Last year, the AU and UN conducted independent assessments to determine AMISOM’s future, and various options were proposed. A new mission’s mandate, composition, size, strategic and specific objectives and tasks of the military, civilian, and police components all needed to be agreed upon.
ATMIS is to focus on implementing the Somalia Transition Plan, according to Somalia’s government. AMISOM’s security responsibilities were transferred to the country’s security forces under the plan, which was developed in 2018. It was recently revised, and the next three years will be spent on it. This approach was endorsed by the African Union and the United Nations. ATMIS’ stabilization and state-building objectives, according to Bankole Adeoye, AU Commissioner for Political Affairs, Peace and Security, will be fully aligned with the Somalia Transition Plan.
The African Union’s Peace and Security Council gave the new mission a mandate that included degrading al-Shabaab and other terrorist groups, providing security, developing the capacity of security forces, justice, and local authorities, and supporting peace and reconciliation. At its meeting on March 30, the UN Security Council is expected to approve the mandate and authorize ATMIS.
However, AMISOM’s mandate was also aligned with the Somalia Transition Plan, so ATMIS does not bring anything new to the table.
ATMIS, according to Omar S Mahmood, Senior Analyst at the International Crisis Group, will have only a few minor differences. ‘Perhaps the most significant change is that the concept of “transition” is now more deeply embedded in the rationale of the new mission, which has a four-phased timeline for working with the Somali government to implement the Somalia Transition Plan.
“A few smaller adjustments, such as re-alignment of AMISOM’s sector structure and increased command-and-control authority under the mission’s force commander, are also expected, but these are expected to be minor.”
ATMIS will differ from AMISOM in terms of operational changes by developing more mobile and agile forces in each mission sector. The primary mission of these quick-response forces with enabling capabilities will be to degrade al-Shabaab and other extremist militant groups quickly.
After his term expired in February 2021, President Mohamed Abdullahi Mohamed, who has been in power since 2017, is still in charge. The task of reforming the election process was given to Prime Minister Mohamed Hussein Roble, but progress has been slow. The country’s future is uncertain, with political impasses occasionally erupting into armed clashes.
Another major challenge is al-increasing Shabaab’s attacks. In recent months, numerous assaults have been reported, with recent strikes in Mogadishu and Beledweyne resulting in over 53 deaths. Despite AMISOM and the Somali Security Forces’ efforts, the group continues to control large swaths of southern and central Somalia, and attacks are on the rise.
Al-financial Shabaab’s and military capabilities are also expanding. In 2021, the Hiraal Institute, a Mogadishu-based research organization, reported generating about US$180 million in revenue and spending US$24 million on weapons.

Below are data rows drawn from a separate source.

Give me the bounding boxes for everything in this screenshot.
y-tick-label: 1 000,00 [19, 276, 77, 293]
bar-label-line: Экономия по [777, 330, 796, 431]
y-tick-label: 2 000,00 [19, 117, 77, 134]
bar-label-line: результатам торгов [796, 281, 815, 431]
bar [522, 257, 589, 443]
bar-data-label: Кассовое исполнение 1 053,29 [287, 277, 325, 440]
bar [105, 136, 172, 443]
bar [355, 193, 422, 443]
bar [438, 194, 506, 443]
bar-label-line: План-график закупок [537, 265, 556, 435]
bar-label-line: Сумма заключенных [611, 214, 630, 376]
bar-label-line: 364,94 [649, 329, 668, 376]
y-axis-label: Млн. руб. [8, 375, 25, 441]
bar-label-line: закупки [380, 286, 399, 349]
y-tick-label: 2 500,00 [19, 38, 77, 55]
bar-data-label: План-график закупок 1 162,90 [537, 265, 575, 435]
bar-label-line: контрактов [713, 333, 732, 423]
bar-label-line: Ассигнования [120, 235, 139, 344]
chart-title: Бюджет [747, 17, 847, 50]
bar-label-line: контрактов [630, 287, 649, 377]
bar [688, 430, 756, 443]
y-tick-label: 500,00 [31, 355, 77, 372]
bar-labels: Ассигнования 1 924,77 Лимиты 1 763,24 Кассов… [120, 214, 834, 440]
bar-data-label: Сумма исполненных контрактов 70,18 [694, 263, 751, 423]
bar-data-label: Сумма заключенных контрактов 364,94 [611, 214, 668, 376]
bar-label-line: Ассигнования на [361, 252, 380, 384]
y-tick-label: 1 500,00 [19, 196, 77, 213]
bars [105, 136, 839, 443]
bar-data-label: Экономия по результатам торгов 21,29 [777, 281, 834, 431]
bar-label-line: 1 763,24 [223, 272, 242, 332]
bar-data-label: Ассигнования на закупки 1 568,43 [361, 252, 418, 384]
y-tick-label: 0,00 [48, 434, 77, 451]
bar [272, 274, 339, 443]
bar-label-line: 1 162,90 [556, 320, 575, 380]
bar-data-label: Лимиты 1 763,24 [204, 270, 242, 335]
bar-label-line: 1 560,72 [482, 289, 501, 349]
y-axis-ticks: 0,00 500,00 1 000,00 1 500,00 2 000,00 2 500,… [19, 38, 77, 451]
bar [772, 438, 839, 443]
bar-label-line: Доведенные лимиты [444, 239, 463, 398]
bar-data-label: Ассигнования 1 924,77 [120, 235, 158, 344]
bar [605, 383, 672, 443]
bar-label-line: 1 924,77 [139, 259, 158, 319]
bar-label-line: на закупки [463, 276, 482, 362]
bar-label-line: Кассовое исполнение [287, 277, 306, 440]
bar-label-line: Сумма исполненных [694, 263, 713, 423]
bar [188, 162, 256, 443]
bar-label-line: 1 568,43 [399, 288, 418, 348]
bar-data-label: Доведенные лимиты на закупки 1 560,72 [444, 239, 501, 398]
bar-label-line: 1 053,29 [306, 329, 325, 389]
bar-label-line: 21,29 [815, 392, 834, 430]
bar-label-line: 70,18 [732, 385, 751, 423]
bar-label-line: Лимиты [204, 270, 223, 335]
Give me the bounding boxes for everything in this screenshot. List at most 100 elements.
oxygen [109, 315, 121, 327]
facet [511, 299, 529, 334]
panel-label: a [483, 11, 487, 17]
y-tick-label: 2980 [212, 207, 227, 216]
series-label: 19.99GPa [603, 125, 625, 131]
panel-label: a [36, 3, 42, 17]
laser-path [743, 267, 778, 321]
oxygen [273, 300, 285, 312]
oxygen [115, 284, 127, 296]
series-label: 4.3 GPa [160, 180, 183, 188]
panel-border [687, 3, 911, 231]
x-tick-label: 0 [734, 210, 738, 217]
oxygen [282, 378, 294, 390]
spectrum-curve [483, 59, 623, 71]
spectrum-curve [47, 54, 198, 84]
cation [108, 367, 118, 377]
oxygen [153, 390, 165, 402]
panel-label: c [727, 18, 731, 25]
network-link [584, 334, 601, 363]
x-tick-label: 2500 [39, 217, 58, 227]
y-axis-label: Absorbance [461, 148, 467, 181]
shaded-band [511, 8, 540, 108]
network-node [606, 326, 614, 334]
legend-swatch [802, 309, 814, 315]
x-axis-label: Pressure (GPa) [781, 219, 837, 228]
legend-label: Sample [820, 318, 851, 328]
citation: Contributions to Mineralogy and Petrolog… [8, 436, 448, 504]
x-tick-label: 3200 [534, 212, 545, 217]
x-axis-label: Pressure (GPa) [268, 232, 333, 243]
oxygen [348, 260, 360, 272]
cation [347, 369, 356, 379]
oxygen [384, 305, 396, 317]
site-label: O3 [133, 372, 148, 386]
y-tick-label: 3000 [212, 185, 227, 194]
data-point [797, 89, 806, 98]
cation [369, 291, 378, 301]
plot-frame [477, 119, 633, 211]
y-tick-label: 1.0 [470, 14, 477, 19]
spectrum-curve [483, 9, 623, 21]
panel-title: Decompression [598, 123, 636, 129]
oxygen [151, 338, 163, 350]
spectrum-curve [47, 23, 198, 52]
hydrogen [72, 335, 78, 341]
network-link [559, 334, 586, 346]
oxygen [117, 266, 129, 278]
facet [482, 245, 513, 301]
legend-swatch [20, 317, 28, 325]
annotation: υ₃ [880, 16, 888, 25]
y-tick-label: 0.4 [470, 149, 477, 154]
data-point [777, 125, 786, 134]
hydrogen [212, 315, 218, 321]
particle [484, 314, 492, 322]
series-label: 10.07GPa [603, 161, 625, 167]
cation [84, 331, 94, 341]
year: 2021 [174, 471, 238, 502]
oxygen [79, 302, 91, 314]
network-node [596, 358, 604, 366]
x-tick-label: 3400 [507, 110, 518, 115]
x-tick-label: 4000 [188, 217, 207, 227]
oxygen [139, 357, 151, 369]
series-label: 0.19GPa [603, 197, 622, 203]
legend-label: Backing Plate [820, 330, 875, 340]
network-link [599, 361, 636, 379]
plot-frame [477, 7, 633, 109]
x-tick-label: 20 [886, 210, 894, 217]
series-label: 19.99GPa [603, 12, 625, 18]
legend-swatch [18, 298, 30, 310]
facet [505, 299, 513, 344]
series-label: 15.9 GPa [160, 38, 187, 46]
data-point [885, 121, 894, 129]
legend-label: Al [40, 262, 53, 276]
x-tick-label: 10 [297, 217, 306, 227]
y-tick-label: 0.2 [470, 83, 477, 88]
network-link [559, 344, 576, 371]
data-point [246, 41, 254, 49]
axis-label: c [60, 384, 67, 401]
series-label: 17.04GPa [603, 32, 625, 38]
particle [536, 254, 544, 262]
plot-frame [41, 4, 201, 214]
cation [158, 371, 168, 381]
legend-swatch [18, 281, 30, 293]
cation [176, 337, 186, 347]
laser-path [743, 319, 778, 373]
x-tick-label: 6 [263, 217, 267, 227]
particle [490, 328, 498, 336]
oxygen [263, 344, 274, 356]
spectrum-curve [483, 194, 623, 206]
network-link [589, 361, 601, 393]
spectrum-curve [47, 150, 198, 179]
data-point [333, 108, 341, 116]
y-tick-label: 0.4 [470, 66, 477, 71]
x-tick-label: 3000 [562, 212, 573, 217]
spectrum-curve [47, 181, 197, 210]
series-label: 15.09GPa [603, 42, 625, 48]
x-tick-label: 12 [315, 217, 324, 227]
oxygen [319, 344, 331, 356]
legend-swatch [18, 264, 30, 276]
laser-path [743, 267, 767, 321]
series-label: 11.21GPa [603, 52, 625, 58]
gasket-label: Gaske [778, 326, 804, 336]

ATMIS will have to deal with the same financial difficulties as AMISOM. The United Nations provided logistical support for the mission, with the European Union (EU) funding stipends for military and police personnel. However, the EU has reduced its support in recent years, and its plans for ATMIS are unclear. ‘The EU is ready to contribute and ensure predictable funding as long as the configuration plan is realistic, pragmatic, and focused,’ said Tiina Intelmann, head of the EU delegation to Somalia.
Because Somalia’s social and security problems are centered on the political impasse, resolving it should be a top priority. ATMIS’ mandate and force reconfiguration should include robust political engagement to support reconciliation among the country’s divided political groups if it is to differentiate itself from AMISOM. Otherwise, the exercise merely renames the mission, which will provide little assistance to the country.